Leaders of both opposition parties said Monday that they intended to boycott Parliament’s presidential vote in a bid to force a new election, the Russian news agency Itar-Tass reported. It was unclear, however, whether their statements were simply a negotiating tactic.

"Voronin will not be supported by my bloc," Chisinau Mayor Serafim Urechean, leader of Democratic Moldova, said at a news conference.

Iurie Rosca, leader of the Christian Democrats, argued that "conditions were unequal" in the election, Itar-Tass reported. But both leaders said they had dropped plans for postelection street protests, the news agency said.

The bottom line has to be that the public simply don’t feel cheated enough to come out onto the streets.   

See my previous post for more thoughts on why opposition parties are unlikely to be able to unite to prevent Voronin’s re-electiont.

The Communist Party, meanwhile, plans to re-brand itself. 

Voronin, who previously suggested that his party might change its name, on Monday said the Communists would reorganize along the lines of European parties.

"A special-task commission is already working on this issue," he said.

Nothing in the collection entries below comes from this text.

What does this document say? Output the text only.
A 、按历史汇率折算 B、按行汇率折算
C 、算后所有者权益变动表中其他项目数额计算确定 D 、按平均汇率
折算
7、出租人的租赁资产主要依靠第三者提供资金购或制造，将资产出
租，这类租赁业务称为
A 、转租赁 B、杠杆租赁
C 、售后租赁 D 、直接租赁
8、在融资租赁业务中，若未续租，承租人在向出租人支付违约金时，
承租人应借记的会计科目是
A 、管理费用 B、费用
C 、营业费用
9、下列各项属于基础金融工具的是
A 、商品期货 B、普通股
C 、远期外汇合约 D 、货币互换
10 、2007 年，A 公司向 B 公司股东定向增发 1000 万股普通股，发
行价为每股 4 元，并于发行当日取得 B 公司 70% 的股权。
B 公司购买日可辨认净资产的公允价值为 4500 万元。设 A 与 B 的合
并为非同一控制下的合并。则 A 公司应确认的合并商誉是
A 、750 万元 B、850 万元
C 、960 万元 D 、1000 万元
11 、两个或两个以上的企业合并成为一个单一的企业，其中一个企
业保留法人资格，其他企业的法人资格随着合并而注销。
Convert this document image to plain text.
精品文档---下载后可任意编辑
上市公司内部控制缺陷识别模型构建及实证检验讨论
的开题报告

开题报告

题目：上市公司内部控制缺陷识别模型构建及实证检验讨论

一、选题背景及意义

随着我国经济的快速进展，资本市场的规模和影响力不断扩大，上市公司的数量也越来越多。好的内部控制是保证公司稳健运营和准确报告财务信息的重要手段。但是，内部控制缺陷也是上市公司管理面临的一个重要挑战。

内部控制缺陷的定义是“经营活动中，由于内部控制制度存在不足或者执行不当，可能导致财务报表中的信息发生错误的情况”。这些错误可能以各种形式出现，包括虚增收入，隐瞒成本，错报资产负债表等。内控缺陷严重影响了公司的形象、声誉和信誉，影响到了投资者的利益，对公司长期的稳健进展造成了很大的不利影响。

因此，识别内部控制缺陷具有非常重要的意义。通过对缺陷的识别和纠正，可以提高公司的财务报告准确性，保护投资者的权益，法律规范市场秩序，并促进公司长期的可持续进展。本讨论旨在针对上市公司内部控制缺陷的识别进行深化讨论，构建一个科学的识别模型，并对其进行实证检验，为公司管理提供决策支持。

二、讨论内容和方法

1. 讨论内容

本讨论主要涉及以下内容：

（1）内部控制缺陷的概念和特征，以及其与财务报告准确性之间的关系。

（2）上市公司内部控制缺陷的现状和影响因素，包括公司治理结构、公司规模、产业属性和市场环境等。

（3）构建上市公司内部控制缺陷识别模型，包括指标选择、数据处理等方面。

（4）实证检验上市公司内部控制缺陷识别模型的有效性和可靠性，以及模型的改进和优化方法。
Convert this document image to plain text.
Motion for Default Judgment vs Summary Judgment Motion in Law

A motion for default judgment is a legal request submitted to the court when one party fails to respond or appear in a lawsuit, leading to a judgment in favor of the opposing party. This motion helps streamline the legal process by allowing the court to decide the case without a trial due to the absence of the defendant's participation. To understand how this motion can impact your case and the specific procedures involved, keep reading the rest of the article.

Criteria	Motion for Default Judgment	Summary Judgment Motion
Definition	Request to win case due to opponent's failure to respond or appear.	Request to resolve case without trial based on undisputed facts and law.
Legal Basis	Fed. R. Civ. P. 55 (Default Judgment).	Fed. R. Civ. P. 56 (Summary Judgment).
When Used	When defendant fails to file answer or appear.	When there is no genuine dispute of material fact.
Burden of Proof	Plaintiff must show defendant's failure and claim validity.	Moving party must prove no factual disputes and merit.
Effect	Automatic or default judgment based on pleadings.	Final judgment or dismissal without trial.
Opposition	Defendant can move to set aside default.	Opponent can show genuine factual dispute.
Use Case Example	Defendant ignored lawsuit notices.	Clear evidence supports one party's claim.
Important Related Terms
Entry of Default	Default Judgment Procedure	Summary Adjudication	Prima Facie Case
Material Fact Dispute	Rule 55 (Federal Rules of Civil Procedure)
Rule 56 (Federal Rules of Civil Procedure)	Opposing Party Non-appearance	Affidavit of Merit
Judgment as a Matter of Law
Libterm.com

It’s a smart move, of course.  The name just gives out the wrong vibes to the world, especially to the EU.  The possession of a functioning free market is one of the key standards that any state aspiring to membership must meet and, although the Moldovan Communist Party of today promotes the free-markets and privatisation, the EU could never justify accepting a Communist state (even if it is in name only) into its club.  The EU is packed full, however, of ‘social-democratic’ parties.